2.10.06 - Borat


“Jagshemash!”

Kritisieren faellt nicht allzu schwer, besonders dann nicht, wenn die Fakten fuer einen sprechen. Filme wie die von Michael Moore bieten jedoch auch gerade deshalb eine ueberdimensionale Angriffsflaeche, da sich deren Faktenlage beinahe beliebig in Frage stellen und anfechten laesst, je nach dem von welcher Warte aus diese betrachtet wird. Doch wann sind Fakten schon eindeutig? Kritik auszueben, die nicht auf das blosse Aufzaehlen von Zahlen und mutmasslichen Wahrheiten beruht, sondern sich vielmehr subtileren, unaufdringlichen, dafuer aber auch umso eindringlicheren Kunstkniffen bedient, scheint dagegen weniger banal oder belehrend, und erst recht nicht, wenn sie auch noch intelligent und unterhaltsam zugleich an das Publikum herangetragen werden soll.

Subtil ist Borat natuerlich keine Sekunde, jedenfalls nicht an der Oberflaeche. Ganz im Gegenteil, einen derart brachialen, derben und mitunter auch voellig geschmacklosen Humor hat man selten gesehen. Man muss also schon fuer einen kurzen Moment innehalten um zwischen den ganzen Absurditaeten und zwerchfellzerreissenden Zoten herauszufiltern, was zu filtern ist - eine clever verpackte Kritik an den Vereinigten Staaten von Amerika. Eine Kritik, die sich am steilen Kontrast zum Ostblockstaat Kasachstan formiert, in dessen Namen Borat sich einem dokumentarisch aufbereiteten Kulturaustausch unterzieht.

Zwischen all den lustigen Szenen verstecken sich naemlich die nachdenklichen, ungeheuerlichen, ja manchmal sogar unglaublichen Momente. Es sind Momente von entbloessender Ehrlichkeit, herausgefordert durch die unkonventionelle Vorgehensweise Borats, dessen Gespraechspartner meist sehr zuegig entlarvt werden, als waeren sie ploetzlich nackt, oder haetten soeben ihre Seele an einen dahergelaufenen Kasachen verkauft. Sein gesellschaftskritischer Streifzug fuehrt ihn dabei durch die verschiedenen Bundesstaaten und deren Schichten und Gruppierungen: Feministinnen, Cowboys, fanatische Christen, Politiker, Intellektuelle, Ghettokids, Prostituierte oder trinkfeste Studenten - nichts und niemand ist vor Borat und seinen entwaffnenden Fragen sicher.

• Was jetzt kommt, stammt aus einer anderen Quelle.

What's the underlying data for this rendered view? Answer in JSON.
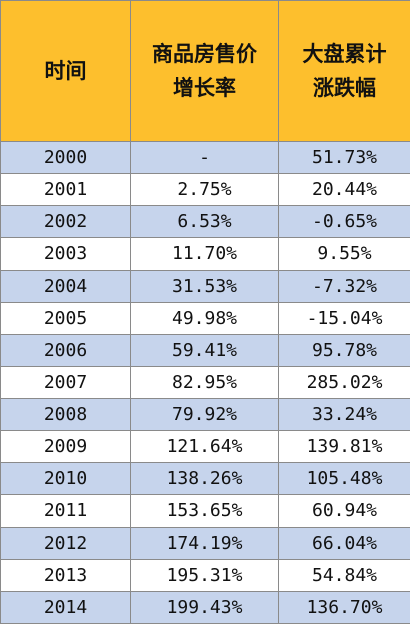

Der bewusst halbdokumentarische Stil fuehrt aber nicht nur seine “Opfer” hinters falsche Licht, sondern laesst auch den Zuschauer nicht selten im unklaren darueber was nur kuenstlich inszeniert, und was tatsaechlich trauriger Ernst ist. Und genau in dieser absichtlichen Weigerung, sich keiner Seite der Medallie anzubiedern, und sich auch nicht leichtfertig kategorisieren und pauschalisieren zu lassen, liegt die ungeheure Kraft dieses Films. Er fuehlt sich eben einfach anders an - weder wie eine platte Komoedie, die ihre wenigen Hoehepunkte einer ausgehungerten Meute selbstzweckhaft zum Frass vorwirft, noch wie eine ausschliesslich an ernsthafter Kritik interessierten Dokumentation, die sich und ihr Anliegen derart wichtig nimmt, dass man sich die Koepfe darueber zerschlagen muesste.